问题
I am learning about the "kohonen" library for the R programming language. I created some artificial data to try some of the functions on. I tried using the "supersom()" function on only continuous (i.e type = as.numeric) data and everything works well. However, when I tried to run the "supersom()" function on both continuous and categorical (type = as.factor), I start to run into some errors ("Argument data should be numeric").
The "supersom()" function has an argument called "dist.fct" (distance function) which allows the user to specify which type of "distance" (e.g. "Euclidean" for continuous, "tanimoto" for categorical) should be used for different columns. I created a data set with 4 continuous variables and 3 categorical variables. Using the following link : https://www.rdocumentation.org/packages/kohonen/versions/2.0.5/topics/supersom , I tried to run the example:
#load libraries
library(kohonen)
library(dplyr)
#create and format data
a =rnorm(1000,10,10)
b = rnorm(1000,10,5)
c = rnorm(1000,5,5)
d = rnorm(1000,5,10)
e <- sample( LETTERS[1:4], 100 , replace=TRUE, prob=c(0.25, 0.25, 0.25, 0.25) )
f <- sample( LETTERS[1:5], 100 , replace=TRUE, prob=c(0.2, 0.2, 0.2, 0.2, 0.2) )
g <- sample( LETTERS[1:2], 100 , replace=TRUE, prob=c(0.5, 0.5) )

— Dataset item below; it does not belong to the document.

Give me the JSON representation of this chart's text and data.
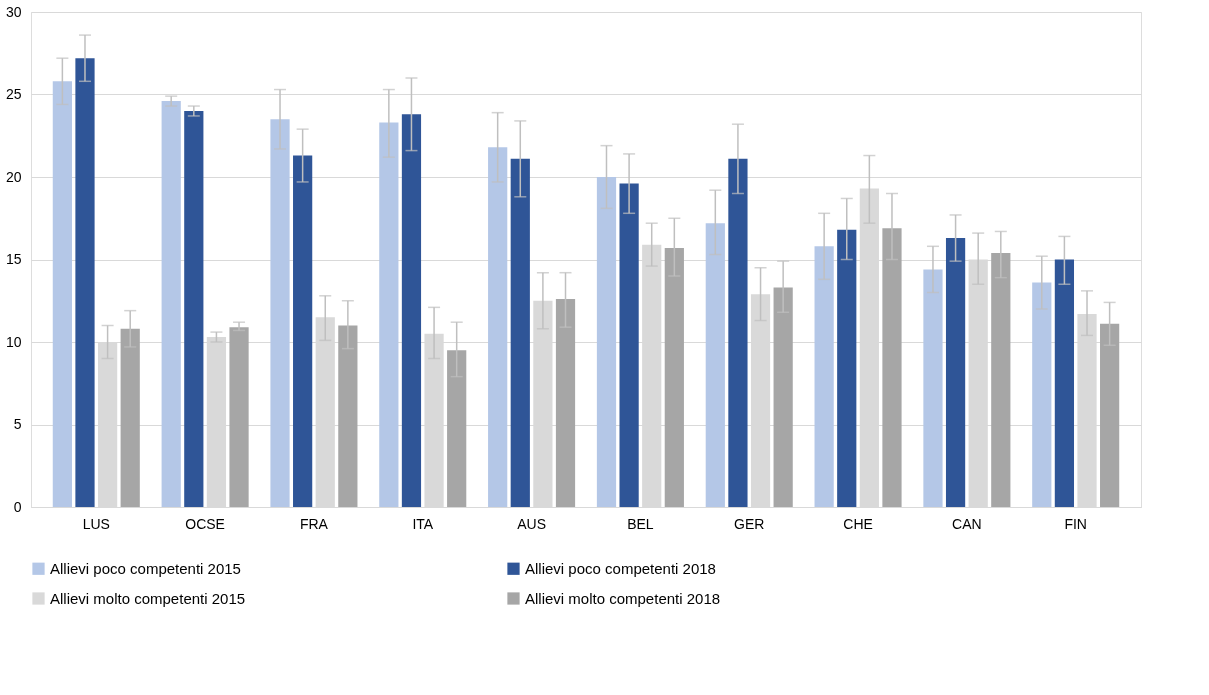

data = data.frame(a,b,c,d,e,f,g)
data$e = as.factor(data$e)
data$f = as.factor(data$f)
data$g = as.factor(data$g)
cols <- 1:4
data[cols] <- scale(data[cols])
data = as.matrix(data)
#som function
som <- supersom(data= data, grid =somgird(10,10, "hexagonal"),
dist.fct = c("euclidean","euclidean","euclidean","euclidean","tanimoto", "tanimoto", "tanimoto", "tanimoto), keep.data = TRUE)
#sources:
https://cran.r-project.org/web/packages/kohonen/kohonen.pdf
https://www.rdocumentation.org/packages/kohonen/versions/2.0.5/topics/supersom
However, this produces an error "Error in check.data(data): Argument data should be numeric"
. According to the documentation (see the sources I attached), there are default values for the "dist.fct" argument - therefore, I also tried leaving it blank, hoping that the default values would be automatically selected:
som <- supersom(data= data, grid =somgird(10,10, "hexagonal"), keep.data = TRUE)
But this also produced a similar error.
Does anyone know what I am doing wrong?
Thanks
回答1:
If you keep factor or character data in a matrix it will turn all other values of matrix to character since a matrix can have data of only one type. Keep only numeric data in the matrix or convert each column to a list.
library(kohonen)
cols <- 1:4
data[cols] <- scale(data[cols])
som <- supersom(data= as.list(data), grid = somgrid(10,10, "hexagonal"),
dist.fct = "euclidean", keep.data = TRUE)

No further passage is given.